Vanilla Ice Cream with Espresso-Caramel Sauce
- 3/4 cup heavy cream
- 1 cup granulated sugar
- 3 tablespoons brewed espresso
- 1 tablespoon Kahlua (optional)
- 3 pints vanilla ice cream
- About 1/2 cup chocolate-covered espresso beans, roughly chopped, for sprinkling (optional; available online at Peets.com)
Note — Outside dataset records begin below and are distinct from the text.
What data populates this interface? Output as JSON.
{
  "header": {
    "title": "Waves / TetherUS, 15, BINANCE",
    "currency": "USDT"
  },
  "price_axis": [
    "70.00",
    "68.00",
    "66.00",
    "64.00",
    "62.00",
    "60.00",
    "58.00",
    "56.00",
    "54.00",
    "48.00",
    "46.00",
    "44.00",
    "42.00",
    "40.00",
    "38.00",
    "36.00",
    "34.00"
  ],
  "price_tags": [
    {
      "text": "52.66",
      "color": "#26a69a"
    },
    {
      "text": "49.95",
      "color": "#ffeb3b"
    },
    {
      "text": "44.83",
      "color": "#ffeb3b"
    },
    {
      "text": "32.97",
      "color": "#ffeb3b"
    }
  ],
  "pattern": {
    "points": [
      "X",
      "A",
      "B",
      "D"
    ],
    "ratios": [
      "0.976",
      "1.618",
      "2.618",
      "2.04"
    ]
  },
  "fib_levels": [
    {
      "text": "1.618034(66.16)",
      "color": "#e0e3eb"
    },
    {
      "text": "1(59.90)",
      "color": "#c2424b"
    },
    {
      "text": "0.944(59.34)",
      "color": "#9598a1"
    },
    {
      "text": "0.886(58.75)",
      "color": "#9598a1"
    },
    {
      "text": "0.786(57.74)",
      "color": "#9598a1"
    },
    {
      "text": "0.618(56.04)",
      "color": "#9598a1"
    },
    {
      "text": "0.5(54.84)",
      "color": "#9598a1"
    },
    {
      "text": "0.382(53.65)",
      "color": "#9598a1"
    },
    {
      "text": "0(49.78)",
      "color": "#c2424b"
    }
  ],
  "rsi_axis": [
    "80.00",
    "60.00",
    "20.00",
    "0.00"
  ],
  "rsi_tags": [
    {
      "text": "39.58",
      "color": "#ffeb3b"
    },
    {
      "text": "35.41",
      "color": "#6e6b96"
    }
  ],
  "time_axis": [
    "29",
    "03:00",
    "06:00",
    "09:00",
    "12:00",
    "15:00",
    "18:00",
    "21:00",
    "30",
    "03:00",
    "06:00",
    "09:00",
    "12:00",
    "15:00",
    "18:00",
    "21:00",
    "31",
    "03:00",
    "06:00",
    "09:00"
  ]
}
- Measure the heavy cream into a liquid measuring cup. Put 1/2 cup water in a small, heavy saucepan with steep (at least 4-inch) sides. Add the sugar and swirl the pan to moisten it. Cover and bring to a boil over medium heat, swirling the pan occasionally, until the sugar dissolves, about 1 minute. Increase the heat to high and cook, still covered but checking frequently, until the sugar starts to turn light brown, 3 to 7 minutes. Remove the lid and continue to cook, swirling the pan occasionally, until the sugar turns dark amber, 2 to 4 minutes. Immediately remove the pan from the heat, and slowly and very carefully stir in the heavy cream; it will bubble and splatter. Continue to stir until the sauce is smooth.
- Pour the caramel into a small, heatproof bowl, and let it cool slightly. Stir in the espresso and the Kahlua, if using.
- To serve: If the caramel is cold or has thickened from sitting, reheat it gently over low heat. Put a scoop or two of ice cream into six individual cups or dishes. Drizzle some caramel on top and sprinkle with a spoonful of espresso beans, if using.